Notícia da edição impressa de 30/05/2016. Alterada em 30/05 às 08h54min

Trogildo quer maior visibilidade às ações da Câmara

"Não teremos dificuldades à boa discussão de projetos no período das eleições"


MARCELO G. RIBEIRO/JC
Juliana Mastrascusa, especial para o JC
Em seu primeiro mandato como vereador, coube a Cassio Trogildo (PTB) presidir a Câmara de Porto Alegre no ano das eleições municipais. Para o parlamentar, que já foi secretário municipal de Obras e Viação, o Legislativo enfrenta dificuldades na divulgação dos debates que ocorrem na Câmara. A gestão de Trogildo tem buscado alternativas para aumentar a transparência, como a mudança dos períodos de ordem do dia para segundas-feiras e quintas-feiras. Com isso, todas as votações serão transmitidas ao vivo pela TV Câmara.
Para o vereador, mesmo com as mudanças, ainda é difícil dar publicidade às ações. "Não temos condição de comunicar com o conjunto da população. Não temos recurso de publicidade para anunciar aquilo que a Câmara faz. Isso não significa que a Câmara não trabalha, muito pelo contrário", ponderou. Nesta entrevista ao Jornal do Comércio, o parlamentar também abordou a regulamentação do Uber, que tramita na Casa.
Jornal do Comércio - Como avalia a sua atuação até aqui na presidência na Câmara de Porto Alegre?
Cassio Trogildo - A Câmara é um espaço muito importante da democracia da cidade, e poder ter a oportunidade de presidir o Legislativo municipal não poderia dizer que seria menos do que muito gratificante. Somos 36 vereadores, e as maiores bancadas indicam os presidentes para cada um dos anos da legislatura. O PTB estava, desde o início, como uma das maiores bancadas, já ajustado para ter o quarto ano da presidência, e eu fui líder do partido desde o primeiro ano. A condição de presidente fez com que retomasse uma atividade que fazia quase quatro anos que eu não desenvolvia, que era o exercício de gestão. Trabalhei na Secretaria Municipal de Obras e Viação (Smov) por quase oito anos, onde tive uma experiência bastante importante de gestão. Como presidente da Câmara, existe um acúmulo de atribuições. É a função do legislador, fiscalizador e debatedor dos grandes projetos da cidade, com a função do gestor público, responsável, juntamente com a Mesa Diretora e os diretores da Câmara, por gestar a parte administrativa da Casa.

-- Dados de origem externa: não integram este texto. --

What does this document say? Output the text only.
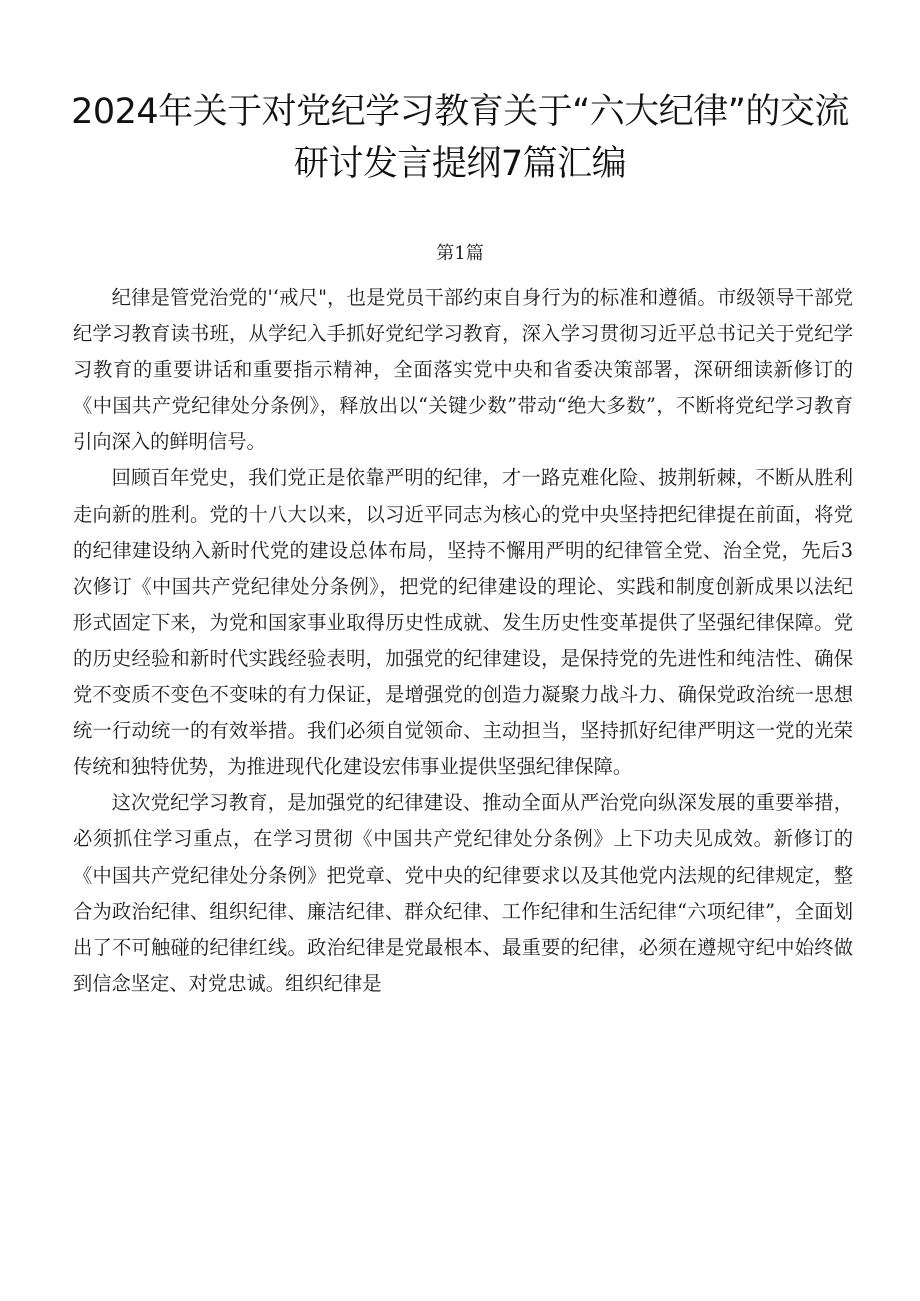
2024年关于对党纪学习教育关于“六大纪律”的交流研讨发言提纲7篇汇编
第1篇

纪律是管党治党的'‘戒尺"，也是党员干部约束自身行为的标准和遵循。市级领导干部党纪学习教育读书班，从学纪入手抓好党纪学习教育，深入学习贯彻习近平总书记关于党纪学习教育的重要讲话和重要指示精神，全面落实党中央和省委决策部署，深研细读新修订的《中国共产党纪律处分条例》，释放出以“关键少数”带动“绝大多数”，不断将党纪学习教育引向深入的鲜明信号。

回顾百年党史，我们党正是依靠严明的纪律，才一路克难化险、披荆斩棘，不断从胜利走向新的胜利。党的十八大以来，以习近平同志为核心的党中央坚持把纪律提在前面，将党的纪律建设纳入新时代党的建设总体布局，坚持不懈用严明的纪律管全党、治全党，先后3次修订《中国共产党纪律处分条例》，把党的纪律建设的理论、实践和制度创新成果以法纪形式固定下来，为党和国家事业取得历史性成就、发生历史性变革提供了坚强纪律保障。党的历史经验和新时代实践经验表明，加强党的纪律建设，是保持党的先进性和纯洁性、确保党不变质不变色不变味的有力保证，是增强党的创造力凝聚力战斗力、确保党政治统一思想统一行动统一的有效举措。我们必须自觉领命、主动担当，坚持抓好纪律严明这一党的光荣传统和独特优势，为推进现代化建设宏伟事业提供坚强纪律保障。

这次党纪学习教育，是加强党的纪律建设、推动全面从严治党向纵深发展的重要举措，必须抓住学习重点，在学习贯彻《中国共产党纪律处分条例》上下功夫见成效。新修订的《中国共产党纪律处分条例》把党章、党中央的纪律要求以及其他党内法规的纪律规定，整合为政治纪律、组织纪律、廉洁纪律、群众纪律、工作纪律和生活纪律“六项纪律”，全面划出了不可触碰的纪律红线。政治纪律是党最根本、最重要的纪律，必须在遵规守纪中始终做到信念坚定、对党忠诚。组织纪律是
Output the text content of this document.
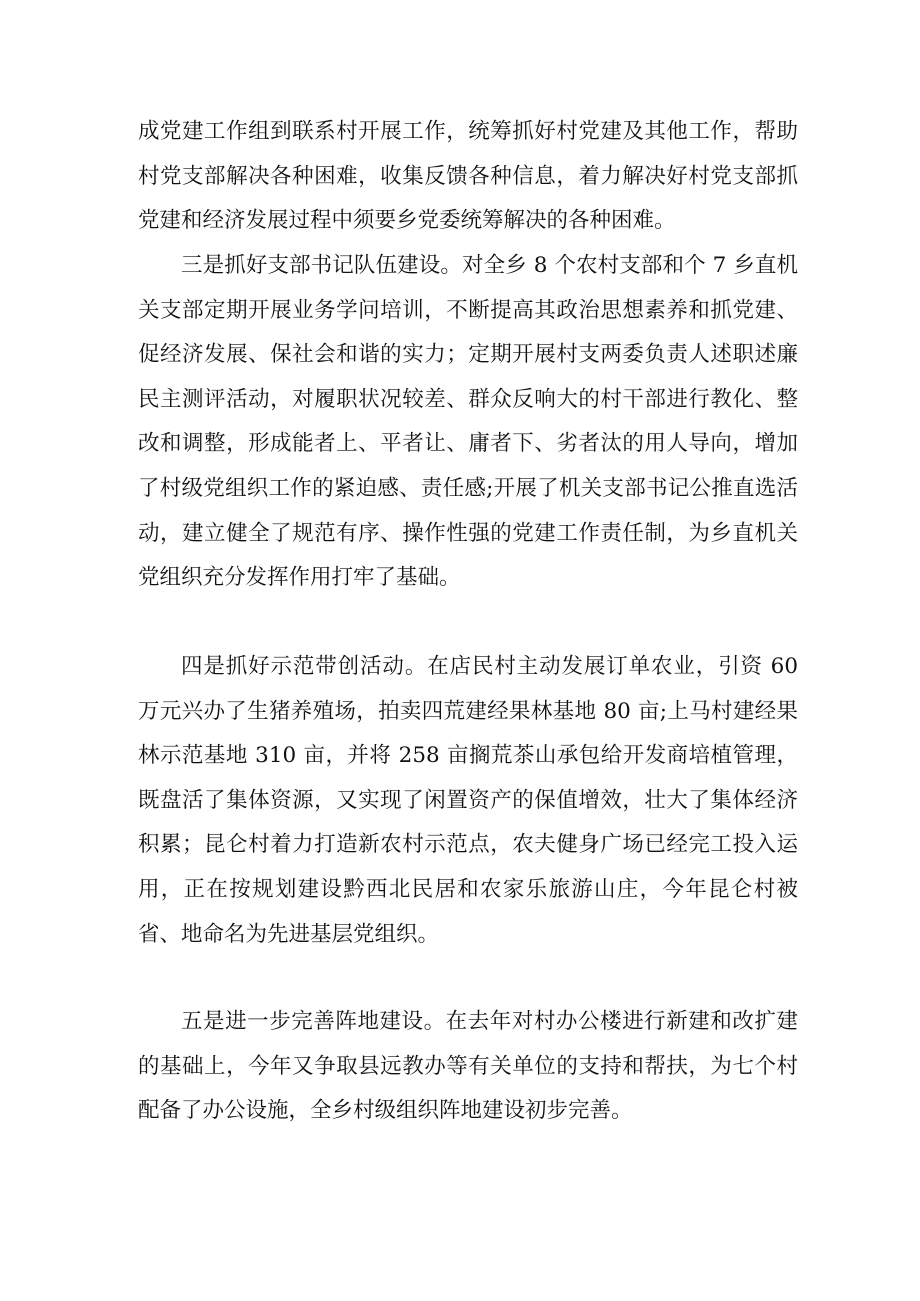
成党建工作组到联系村开展工作，统筹抓好村党建及其他工作，帮助村党支部解决各种困难，收集反馈各种信息，着力解决好村党支部抓党建和经济发展过程中须要乡党委统筹解决的各种困难。

三是抓好支部书记队伍建设。对全乡 8 个农村支部和个 7 乡直机关支部定期开展业务学问培训，不断提高其政治思想素养和抓党建、促经济发展、保社会和谐的实力；定期开展村支两委负责人述职述廉民主测评活动，对履职状况较差、群众反响大的村干部进行教化、整改和调整，形成能者上、平者让、庸者下、劣者汰的用人导向，增加了村级党组织工作的紧迫感、责任感;开展了机关支部书记公推直选活动，建立健全了规范有序、操作性强的党建工作责任制，为乡直机关党组织充分发挥作用打牢了基础。

四是抓好示范带创活动。在店民村主动发展订单农业，引资 60 万元兴办了生猪养殖场，拍卖四荒建经果林基地 80 亩;上马村建经果林示范基地 310 亩，并将 258 亩搁荒茶山承包给开发商培植管理，既盘活了集体资源，又实现了闲置资产的保值增效，壮大了集体经济积累；昆仑村着力打造新农村示范点，农夫健身广场已经完工投入运用，正在按规划建设黔西北民居和农家乐旅游山庄，今年昆仑村被省、地命名为先进基层党组织。

五是进一步完善阵地建设。在去年对村办公楼进行新建和改扩建的基础上，今年又争取县远教办等有关单位的支持和帮扶，为七个村配备了办公设施，全乡村级组织阵地建设初步完善。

JC - Como presidente da Câmara, o senhor conduziu mudanças regimentais, como a troca das sessões de quarta-feira para quinta-feira. A sua experiência como gestor influenciou nisso?

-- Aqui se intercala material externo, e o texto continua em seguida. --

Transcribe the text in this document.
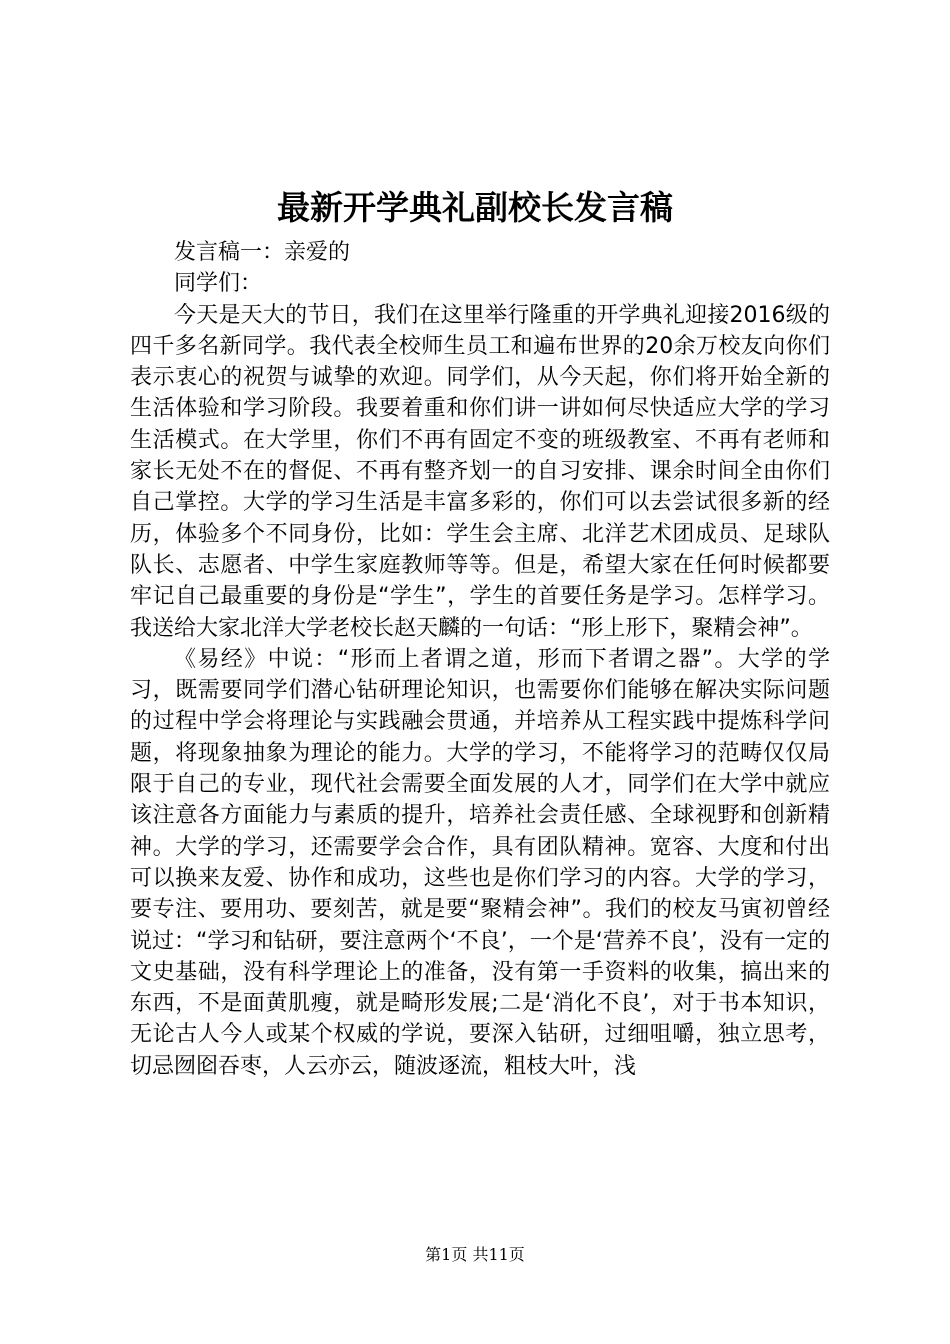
最新开学典礼副校长发言稿

发言稿一：亲爱的

同学们：

今天是天大的节日，我们在这里举行隆重的开学典礼迎接2016级的四千多名新同学。我代表全校师生员工和遍布世界的20余万校友向你们表示衷心的祝贺与诚挚的欢迎。同学们，从今天起，你们将开始全新的生活体验和学习阶段。我要着重和你们讲一讲如何尽快适应大学的学习生活模式。在大学里，你们不再有固定不变的班级教室、不再有老师和家长无处不在的督促、不再有整齐划一的自习安排、课余时间全由你们自己掌控。大学的学习生活是丰富多彩的，你们可以去尝试很多新的经历，体验多个不同身份，比如：学生会主席、北洋艺术团成员、足球队队长、志愿者、中学生家庭教师等等。但是，希望大家在任何时候都要牢记自己最重要的身份是“学生”，学生的首要任务是学习。怎样学习。我送给大家北洋大学老校长赵天麟的一句话：“形上形下，聚精会神”。

《易经》中说：“形而上者谓之道，形而下者谓之器”。大学的学习，既需要同学们潜心钻研理论知识，也需要你们能够在解决实际问题的过程中学会将理论与实践融会贯通，并培养从工程实践中提炼科学问题，将现象抽象为理论的能力。大学的学习，不能将学习的范畴仅仅局限于自己的专业，现代社会需要全面发展的人才，同学们在大学中就应该注意各方面能力与素质的提升，培养社会责任感、全球视野和创新精神。大学的学习，还需要学会合作，具有团队精神。宽容、大度和付出可以换来友爱、协作和成功，这些也是你们学习的内容。大学的学习，要专注、要用功、要刻苦，就是要“聚精会神”。我们的校友马寅初曾经说过：“学习和钻研，要注意两个‘不良’，一个是‘营养不良’，没有一定的文史基础，没有科学理论上的准备，没有第一手资料的收集，搞出来的东西，不是面黄肌瘦，就是畸形发展;二是‘消化不良’，对于书本知识，无论古人今人或某个权威的学说，要深入钻研，过细咀嚼，独立思考，切忌囫囵吞枣，人云亦云，随波逐流，粗枝大叶，浅

第1页 共11页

Trogildo - A questão da troca da sessão de quarta-feira por quinta-feira foi uma proposição da mesa, não foi uma ideia minha. Acabou sendo uma iniciativa para melhorar a publicidade daqueles projetos que chegam à votação em plenário. Nós temos o período da ordem do dia, que é o momento onde se fazem as votações. Aqueles projetos que, depois de passarem pela discussão preliminar de pauta, pelas comissões ordinárias, chegam na ordem do dia e, via reunião de líderes, são priorizados para serem votados. Ordem do dia nós só tínhamos na segunda e na quarta-feira. Só que na quinta-feira temos a transmissão ao vivo pela TV Câmara, então houve um consenso de que nós deveríamos inverter as sessões. Se entende que é o momento de maior relevância da sessão plenária, onde se discutem e se votam os projetos. Na quinta-feira, a sessão será transmitida ao vivo. Por uma questão de dar publicidade, achamos que é uma grande medida.
JC - Que outras medidas estão por vir?
Trogildo - Estamos discutindo a possibilidade da mudança do regimento para que alguns outros projetos que não são tão relevantes possam ter condições terminativas nas comissões. O que já acontece, por exemplo, com denominação de logradouros e praças públicas. Esses projetos não vão mais para a Ordem do Dia. Existem também inclusões de datas no calendário e algumas homenagens que o regimento prevê que estão dentro desse escopo de projetos, dos que estão sendo tratados para que tenham condições terminativas também nas comissões. Portanto, não vão a plenário e não vão ocupar aquele espaço da ordem do dia durante a sessão, que é o espaço mais nobre da discussão dos temas de maior relevância.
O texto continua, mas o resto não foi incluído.